From October 25th to November 13th Keep Believing Ministries had staff and supporters ministering in China and South Korea. Each day this week you’ll be taken on a journey to apartment churches, city walls, and into the heart of Christianity in Asia. We hope you’ll join us back here each day to read the stories, see the pictures, and rejoice in what God is doing on the other side of the world!
Mark Pritchard lives in Dallas, Texas where he is a student at Dallas Theological Seminary while working on staff at Keep Believing Ministries. Join Mark at a table with Chinese missionaries who have a vision to bring the Gospel back to Jerusalem.
An Unlikely Beachhead
Three miles from one of the most visited sections of the Great Wall of China, tucked away in a non-descript office building, twelve twenty-somethings toil away learning English, video editing, web-design, and app design. From all outward appearances, they’d pass for studious employees working hard to fulfill the entrepreneurial dreams of their leaders.
What you wouldn’t realize is that these twelve workers have already spent a year of intense Bible training in hotel rooms, basements, and barns throughout China.
What you also wouldn’t realize is that these twelve workers have left their families, friends, and homes to learn computer programs in a complicated language they can’t yet speak.
Finally, you would have no idea that the training these twelve workers receive will allow them to be “tentmakers” in countries like Pakistan, Afghanistan, Saudi Arabia, and Sudan.
In an unlikely place, God has established a beachhead just thirty miles from Beijing, where these twelve twenty-somethings are preparing to transform China along with the rest of Asia.
These were the students Vanessa and I met on a hazy November day.
At a Table with Giants
Aaron is one of the few male employees at the center. He told us how God told him to bring the Gospel to the people of Northeast India. Though he’s never met an Indian or eaten Indian food and can’t speak Hindi, he believes God has called him to India, and He will take care of the rest.

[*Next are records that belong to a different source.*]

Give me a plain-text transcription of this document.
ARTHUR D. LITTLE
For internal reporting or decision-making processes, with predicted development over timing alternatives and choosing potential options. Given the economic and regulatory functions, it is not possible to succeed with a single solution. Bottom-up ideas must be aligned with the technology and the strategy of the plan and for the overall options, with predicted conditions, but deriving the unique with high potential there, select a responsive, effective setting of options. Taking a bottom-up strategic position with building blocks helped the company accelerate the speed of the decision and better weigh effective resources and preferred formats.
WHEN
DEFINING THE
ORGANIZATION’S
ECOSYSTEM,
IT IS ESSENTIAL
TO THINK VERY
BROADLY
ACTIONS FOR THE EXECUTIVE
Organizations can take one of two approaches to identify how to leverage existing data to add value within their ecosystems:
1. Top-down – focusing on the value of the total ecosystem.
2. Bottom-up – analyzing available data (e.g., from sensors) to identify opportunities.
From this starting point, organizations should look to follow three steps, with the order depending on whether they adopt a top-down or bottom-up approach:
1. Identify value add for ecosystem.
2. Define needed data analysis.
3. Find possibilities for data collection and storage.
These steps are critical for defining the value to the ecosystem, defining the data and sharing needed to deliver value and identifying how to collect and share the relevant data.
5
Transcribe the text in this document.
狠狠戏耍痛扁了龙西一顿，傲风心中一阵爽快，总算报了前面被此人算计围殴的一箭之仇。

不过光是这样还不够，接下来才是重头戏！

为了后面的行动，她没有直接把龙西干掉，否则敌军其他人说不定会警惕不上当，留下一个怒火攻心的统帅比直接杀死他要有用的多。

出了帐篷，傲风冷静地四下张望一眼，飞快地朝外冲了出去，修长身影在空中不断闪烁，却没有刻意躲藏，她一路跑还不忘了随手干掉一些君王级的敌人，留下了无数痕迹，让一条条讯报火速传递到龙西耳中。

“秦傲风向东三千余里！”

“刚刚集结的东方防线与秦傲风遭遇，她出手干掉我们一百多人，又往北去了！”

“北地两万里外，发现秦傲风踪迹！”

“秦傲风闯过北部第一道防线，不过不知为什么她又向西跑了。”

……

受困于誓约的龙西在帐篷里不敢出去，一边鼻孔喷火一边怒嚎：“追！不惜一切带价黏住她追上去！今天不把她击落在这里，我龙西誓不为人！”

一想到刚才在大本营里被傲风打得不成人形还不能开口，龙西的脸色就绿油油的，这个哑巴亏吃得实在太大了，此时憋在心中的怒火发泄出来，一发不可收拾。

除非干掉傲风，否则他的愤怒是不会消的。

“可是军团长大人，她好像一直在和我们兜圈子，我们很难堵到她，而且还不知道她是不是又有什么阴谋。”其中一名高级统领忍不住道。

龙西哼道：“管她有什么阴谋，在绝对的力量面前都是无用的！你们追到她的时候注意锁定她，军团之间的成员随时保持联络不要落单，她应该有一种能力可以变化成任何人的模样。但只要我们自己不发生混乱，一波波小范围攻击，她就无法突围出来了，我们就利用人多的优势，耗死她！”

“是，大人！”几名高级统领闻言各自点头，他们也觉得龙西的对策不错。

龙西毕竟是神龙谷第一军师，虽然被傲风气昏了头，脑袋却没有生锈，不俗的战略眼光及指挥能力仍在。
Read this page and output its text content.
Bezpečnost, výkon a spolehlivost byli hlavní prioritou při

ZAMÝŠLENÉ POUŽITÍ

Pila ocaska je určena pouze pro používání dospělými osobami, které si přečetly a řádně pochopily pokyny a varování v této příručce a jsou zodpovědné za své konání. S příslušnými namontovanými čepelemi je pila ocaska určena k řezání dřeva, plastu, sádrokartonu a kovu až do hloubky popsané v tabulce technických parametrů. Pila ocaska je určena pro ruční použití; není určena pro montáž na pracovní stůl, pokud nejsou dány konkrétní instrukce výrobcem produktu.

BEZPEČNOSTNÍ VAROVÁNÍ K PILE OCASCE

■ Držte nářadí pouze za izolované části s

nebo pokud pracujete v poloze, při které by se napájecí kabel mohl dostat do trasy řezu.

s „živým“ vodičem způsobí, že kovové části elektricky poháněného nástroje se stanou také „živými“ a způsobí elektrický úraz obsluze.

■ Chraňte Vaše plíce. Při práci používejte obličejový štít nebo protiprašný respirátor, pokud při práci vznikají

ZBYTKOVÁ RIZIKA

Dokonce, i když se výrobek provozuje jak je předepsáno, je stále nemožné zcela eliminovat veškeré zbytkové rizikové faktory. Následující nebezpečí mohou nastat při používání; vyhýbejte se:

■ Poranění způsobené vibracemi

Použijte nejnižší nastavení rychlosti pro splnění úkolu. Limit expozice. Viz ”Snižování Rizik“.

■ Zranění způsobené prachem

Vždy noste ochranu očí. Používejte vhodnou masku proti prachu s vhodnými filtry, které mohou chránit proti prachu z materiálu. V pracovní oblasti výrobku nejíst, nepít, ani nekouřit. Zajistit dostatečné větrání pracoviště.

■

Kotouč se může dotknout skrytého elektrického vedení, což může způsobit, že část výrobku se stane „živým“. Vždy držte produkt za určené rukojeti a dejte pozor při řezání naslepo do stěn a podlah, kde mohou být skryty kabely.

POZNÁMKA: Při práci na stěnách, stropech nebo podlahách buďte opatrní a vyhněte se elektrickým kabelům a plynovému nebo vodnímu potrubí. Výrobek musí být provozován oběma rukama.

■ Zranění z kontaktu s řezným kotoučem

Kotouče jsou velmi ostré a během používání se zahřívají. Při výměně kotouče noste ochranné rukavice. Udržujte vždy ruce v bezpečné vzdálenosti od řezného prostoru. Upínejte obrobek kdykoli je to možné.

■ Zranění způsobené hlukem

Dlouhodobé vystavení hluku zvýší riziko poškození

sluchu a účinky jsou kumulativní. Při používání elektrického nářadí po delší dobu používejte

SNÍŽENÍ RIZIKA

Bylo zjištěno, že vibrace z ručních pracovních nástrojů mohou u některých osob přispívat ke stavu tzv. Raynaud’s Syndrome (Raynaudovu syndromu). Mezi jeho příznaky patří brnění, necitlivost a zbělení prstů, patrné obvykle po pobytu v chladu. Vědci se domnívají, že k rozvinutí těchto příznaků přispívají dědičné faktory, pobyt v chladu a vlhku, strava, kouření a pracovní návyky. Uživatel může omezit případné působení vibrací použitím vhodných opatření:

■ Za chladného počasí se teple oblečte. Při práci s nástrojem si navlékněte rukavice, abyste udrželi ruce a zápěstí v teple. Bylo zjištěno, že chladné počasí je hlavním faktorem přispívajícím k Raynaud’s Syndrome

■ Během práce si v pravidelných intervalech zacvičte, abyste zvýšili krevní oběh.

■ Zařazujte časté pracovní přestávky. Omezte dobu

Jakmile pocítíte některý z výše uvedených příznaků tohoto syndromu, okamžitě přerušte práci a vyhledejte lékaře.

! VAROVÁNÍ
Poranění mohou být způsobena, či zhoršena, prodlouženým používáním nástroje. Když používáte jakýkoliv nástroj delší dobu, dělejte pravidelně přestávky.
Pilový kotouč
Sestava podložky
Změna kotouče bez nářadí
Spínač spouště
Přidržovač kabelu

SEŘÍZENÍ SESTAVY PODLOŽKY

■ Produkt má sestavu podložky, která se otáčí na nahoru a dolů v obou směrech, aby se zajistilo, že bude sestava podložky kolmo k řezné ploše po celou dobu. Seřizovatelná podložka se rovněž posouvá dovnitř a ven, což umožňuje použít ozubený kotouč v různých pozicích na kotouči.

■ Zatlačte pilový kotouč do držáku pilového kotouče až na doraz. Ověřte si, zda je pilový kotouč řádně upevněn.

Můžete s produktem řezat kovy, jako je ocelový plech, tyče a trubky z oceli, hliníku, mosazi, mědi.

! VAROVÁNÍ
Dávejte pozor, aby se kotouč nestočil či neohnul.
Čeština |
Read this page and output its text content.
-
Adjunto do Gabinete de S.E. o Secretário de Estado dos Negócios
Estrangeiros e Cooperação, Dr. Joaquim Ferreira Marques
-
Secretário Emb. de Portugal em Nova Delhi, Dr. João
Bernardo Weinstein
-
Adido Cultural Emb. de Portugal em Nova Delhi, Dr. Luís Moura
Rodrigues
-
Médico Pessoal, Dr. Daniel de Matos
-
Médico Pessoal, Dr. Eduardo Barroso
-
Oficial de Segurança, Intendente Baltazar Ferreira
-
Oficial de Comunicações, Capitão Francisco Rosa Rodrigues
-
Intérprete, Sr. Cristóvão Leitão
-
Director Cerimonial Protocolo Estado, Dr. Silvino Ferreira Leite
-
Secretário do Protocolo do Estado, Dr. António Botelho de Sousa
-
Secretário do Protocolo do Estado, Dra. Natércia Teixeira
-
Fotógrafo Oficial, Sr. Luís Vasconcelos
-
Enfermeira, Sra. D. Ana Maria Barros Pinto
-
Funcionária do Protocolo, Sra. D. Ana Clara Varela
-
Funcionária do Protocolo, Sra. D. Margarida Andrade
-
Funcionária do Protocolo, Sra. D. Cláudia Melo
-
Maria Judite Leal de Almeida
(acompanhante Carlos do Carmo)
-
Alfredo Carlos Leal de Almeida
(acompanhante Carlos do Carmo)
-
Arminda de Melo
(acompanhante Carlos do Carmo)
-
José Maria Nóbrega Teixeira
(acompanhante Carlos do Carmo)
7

Teresa is 24 years old. With a red face and an embarrassed smile, she asks us to pray for God to bring her a good and godly husband. With great candor and great sadness, she speaks about her loneliness and her sense of feeling incomplete. She is heading to Pakistan husband or not, but she longs to have a partner in life and ministry.
Joy hails from a region in China known as the birthplace of Kung Fu. At the age of 18, she is the youngest of all the students. She tells us that God has laid the people of Burma on her heart. She hopes to relocate there permanently to work with orphans. Through broken English and choking back tears, she asked us to pray for her parents who aren’t Christians and don’t support her calling.
People often call older men and women of faith “giants” because the strength and evidence of their faith so easily dwarfs our own. While we met and prayed with these students, I felt like I was sitting at a table with giants of the faith. Yes, these students are young and have much of life to experience, but it’s not as if their faith was born inside the relative safety and comfort of the American church. Having endured loneliness, loss family, poverty and persecution, these young men and women are still unflinchingly obedient to wherever God calls; even if it means taking up residence in areas that our government is afraid to go.
It’s easy to be impressed with their faith.
It’s easy to be challenged by their faith.
It’s easy to see why God has chosen them for this task.
As our short time wrapped up, I reminded them of the words of Peter to the scattered, lonely, and discouraged believers in Asia Minor from 1 Peter 5:9.
“Stand firm in the faith, because you know that the family of believers throughout the world is undergoing the same kind of sufferings.”
I told them that though our struggles and trials are not the same, we would remember them in prayer and in our testimony to others about what God is doing in China.
If you’ve read this far, you just realized that I promised your prayers to that small band of eager missionaries.
I hope you’ll remember them often.
I hope you’ll lay their lives, their families, and their ministry at the throne of God.
I hope you’ll join them in transforming Asia for the glory of God.
Three miles from one of the most visited sections of the Great Wall of China, tucked away in a non-descript office building, twelve students eagerly wait for the day they’re sent out to bring the Gospel to those who do not have the hope of eternity with Christ.
I promised to tell their story. Would you join me in praying for them?